Der doppelseitige Dolch sog unser Blut ein und der Edelstein im mittleren Griff glühte noch röter.
Ein stechender Schmerz durchfuhr meinen Körper und für einige Sekunden fühlte es sich an, als hätte ich einen Herzinfarkt. Ich konnte kaum atmen. Ich hielt meine Tränen zurück und presste die Arme auf meine Brust.
Ich warf Alpha Valdimir einen Blick zu und flehte ihn um Hilfe an, doch er senkte nur den Blick. Alle im Ballsaal standen mit gesenktem Kopf da.
Mein Kopf schnellte zurück zu Raven. Es schien, als ob unsichtbare Hände meinen Körper kontrollierten. Ich sah ihm in die Augen, während der Zauberer las.
„Vertrauen Sie, Xanthea Virgo, deinen Körper, dein Blut und deine Seele Raven Xipher an, deinem Herrn, deinem Besitzer und deinem ersten Ehemann?“
Ich biss mir auf die Unterlippe und stieß einen stöhnenden Schluchzer aus.
Ich wollte weglaufen und mich irgendwo weit weg verstecken. Ein Grab schien mir ein sicherer Ort als die Drillinge.
Ich wünschte, ich hätte die Möglichkeit zu sterben. Aber ich habe mir dieses Schicksal selbst ausgesucht. Ich musste die Verantwortung übernehmen.
„Ich… tue es“, sagte ich trotz der Schmerzen.
„Schwören Sie ihm und seinem Willen ewige Treue, Gehorsam und Unterwerfung?“, fragte der Zauberer.
„Das… tue ich…“, sagte ich und atmete schwer, während ein fiebriges Gefühl meinen Rücken hinauflief.
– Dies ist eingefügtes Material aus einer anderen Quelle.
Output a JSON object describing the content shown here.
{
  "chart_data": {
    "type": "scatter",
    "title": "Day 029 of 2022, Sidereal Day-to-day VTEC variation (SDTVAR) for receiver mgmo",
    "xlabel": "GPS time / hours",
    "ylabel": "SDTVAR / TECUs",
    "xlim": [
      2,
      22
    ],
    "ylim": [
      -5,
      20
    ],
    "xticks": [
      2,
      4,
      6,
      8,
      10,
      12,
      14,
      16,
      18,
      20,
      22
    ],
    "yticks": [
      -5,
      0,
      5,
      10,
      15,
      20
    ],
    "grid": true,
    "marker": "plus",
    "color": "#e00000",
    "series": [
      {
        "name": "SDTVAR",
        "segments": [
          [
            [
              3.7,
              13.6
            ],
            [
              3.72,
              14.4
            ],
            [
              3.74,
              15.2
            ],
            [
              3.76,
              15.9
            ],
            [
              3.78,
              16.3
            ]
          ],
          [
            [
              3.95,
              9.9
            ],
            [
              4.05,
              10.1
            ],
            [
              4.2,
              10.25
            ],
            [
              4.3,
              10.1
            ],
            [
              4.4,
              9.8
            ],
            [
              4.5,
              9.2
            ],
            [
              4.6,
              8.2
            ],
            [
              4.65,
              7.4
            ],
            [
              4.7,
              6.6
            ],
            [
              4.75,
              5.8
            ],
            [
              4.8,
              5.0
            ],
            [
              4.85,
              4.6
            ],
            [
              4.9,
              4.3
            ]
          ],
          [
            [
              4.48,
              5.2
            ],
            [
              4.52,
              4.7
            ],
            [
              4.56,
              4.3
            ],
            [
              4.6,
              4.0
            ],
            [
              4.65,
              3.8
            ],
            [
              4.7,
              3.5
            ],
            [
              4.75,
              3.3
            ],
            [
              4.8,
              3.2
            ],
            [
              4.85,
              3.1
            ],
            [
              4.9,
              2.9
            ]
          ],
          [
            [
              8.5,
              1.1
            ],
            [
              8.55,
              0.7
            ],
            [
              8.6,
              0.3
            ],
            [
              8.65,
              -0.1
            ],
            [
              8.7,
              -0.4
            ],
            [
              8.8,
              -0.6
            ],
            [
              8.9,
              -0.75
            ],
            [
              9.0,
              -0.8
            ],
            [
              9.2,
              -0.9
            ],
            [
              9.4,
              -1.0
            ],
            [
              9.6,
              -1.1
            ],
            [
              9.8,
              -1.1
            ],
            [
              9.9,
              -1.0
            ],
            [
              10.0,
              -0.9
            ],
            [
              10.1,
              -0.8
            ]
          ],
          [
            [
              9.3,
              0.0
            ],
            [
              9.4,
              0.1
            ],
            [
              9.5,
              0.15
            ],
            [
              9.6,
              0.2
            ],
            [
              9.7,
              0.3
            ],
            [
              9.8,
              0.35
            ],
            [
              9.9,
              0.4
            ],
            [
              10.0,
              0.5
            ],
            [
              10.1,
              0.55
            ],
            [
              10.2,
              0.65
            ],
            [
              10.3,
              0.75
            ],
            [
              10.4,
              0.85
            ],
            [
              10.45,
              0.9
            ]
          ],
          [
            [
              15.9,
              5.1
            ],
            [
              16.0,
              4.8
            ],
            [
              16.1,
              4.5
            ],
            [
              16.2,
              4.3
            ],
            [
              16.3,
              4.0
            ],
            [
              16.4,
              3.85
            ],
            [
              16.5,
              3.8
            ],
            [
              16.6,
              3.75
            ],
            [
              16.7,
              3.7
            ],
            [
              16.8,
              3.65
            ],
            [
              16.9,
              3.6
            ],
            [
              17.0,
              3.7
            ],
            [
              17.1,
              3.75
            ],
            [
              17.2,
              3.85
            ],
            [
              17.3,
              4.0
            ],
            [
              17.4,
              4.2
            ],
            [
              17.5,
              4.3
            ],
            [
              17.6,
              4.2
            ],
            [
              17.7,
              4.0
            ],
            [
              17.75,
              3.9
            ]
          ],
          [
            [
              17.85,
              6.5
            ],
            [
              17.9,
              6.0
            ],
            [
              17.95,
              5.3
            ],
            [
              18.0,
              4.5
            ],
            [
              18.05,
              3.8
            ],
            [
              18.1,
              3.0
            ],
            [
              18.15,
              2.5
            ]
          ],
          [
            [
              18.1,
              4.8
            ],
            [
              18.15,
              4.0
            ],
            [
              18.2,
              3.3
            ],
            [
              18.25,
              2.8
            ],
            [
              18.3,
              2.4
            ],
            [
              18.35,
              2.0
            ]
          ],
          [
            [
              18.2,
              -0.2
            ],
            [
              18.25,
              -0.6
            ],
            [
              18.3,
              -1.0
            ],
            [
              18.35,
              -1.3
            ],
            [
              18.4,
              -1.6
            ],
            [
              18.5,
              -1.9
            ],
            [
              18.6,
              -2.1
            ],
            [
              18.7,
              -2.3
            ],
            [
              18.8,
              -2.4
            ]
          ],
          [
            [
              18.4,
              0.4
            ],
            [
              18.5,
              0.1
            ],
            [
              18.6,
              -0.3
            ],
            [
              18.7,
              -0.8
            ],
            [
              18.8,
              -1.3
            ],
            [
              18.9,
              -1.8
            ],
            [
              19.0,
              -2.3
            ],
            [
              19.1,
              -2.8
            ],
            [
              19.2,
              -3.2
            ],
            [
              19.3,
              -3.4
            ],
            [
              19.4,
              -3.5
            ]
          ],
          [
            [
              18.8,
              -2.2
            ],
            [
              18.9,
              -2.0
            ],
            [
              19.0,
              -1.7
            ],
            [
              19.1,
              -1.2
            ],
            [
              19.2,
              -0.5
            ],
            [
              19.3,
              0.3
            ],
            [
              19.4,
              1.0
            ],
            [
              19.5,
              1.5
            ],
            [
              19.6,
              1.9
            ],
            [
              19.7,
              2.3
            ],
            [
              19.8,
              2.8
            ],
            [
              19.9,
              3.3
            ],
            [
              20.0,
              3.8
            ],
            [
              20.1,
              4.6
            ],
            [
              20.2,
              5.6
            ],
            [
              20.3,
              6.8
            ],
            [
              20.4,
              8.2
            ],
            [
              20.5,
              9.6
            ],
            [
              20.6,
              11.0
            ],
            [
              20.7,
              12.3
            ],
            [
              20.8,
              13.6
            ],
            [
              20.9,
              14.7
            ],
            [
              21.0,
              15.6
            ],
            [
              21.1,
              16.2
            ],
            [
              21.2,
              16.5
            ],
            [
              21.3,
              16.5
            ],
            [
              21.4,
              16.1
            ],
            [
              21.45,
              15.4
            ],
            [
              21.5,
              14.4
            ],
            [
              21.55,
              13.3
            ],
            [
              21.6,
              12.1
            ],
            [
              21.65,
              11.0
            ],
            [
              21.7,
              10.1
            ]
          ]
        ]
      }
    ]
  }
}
„Versprechen Sie, die Strafe zu akzeptieren, wenn Sie die ersten beiden Gelübde brechen?“
Ich runzelte die Stirn, während mir die Tränen die Wangen hinab liefen.
„Das… tue ich!“ Meine Worte klangen wie ein Stöhnen.
„Und binden Sie, Raven Xipher, Ihre Seele an ihre?“
„Das tue ich“, sagte er stoisch.
Ich stolperte zurück, als ich die Kontrolle über meinen Körper zurückerlangte, und zog sofort meinen Finger von der Spitze des Dolches.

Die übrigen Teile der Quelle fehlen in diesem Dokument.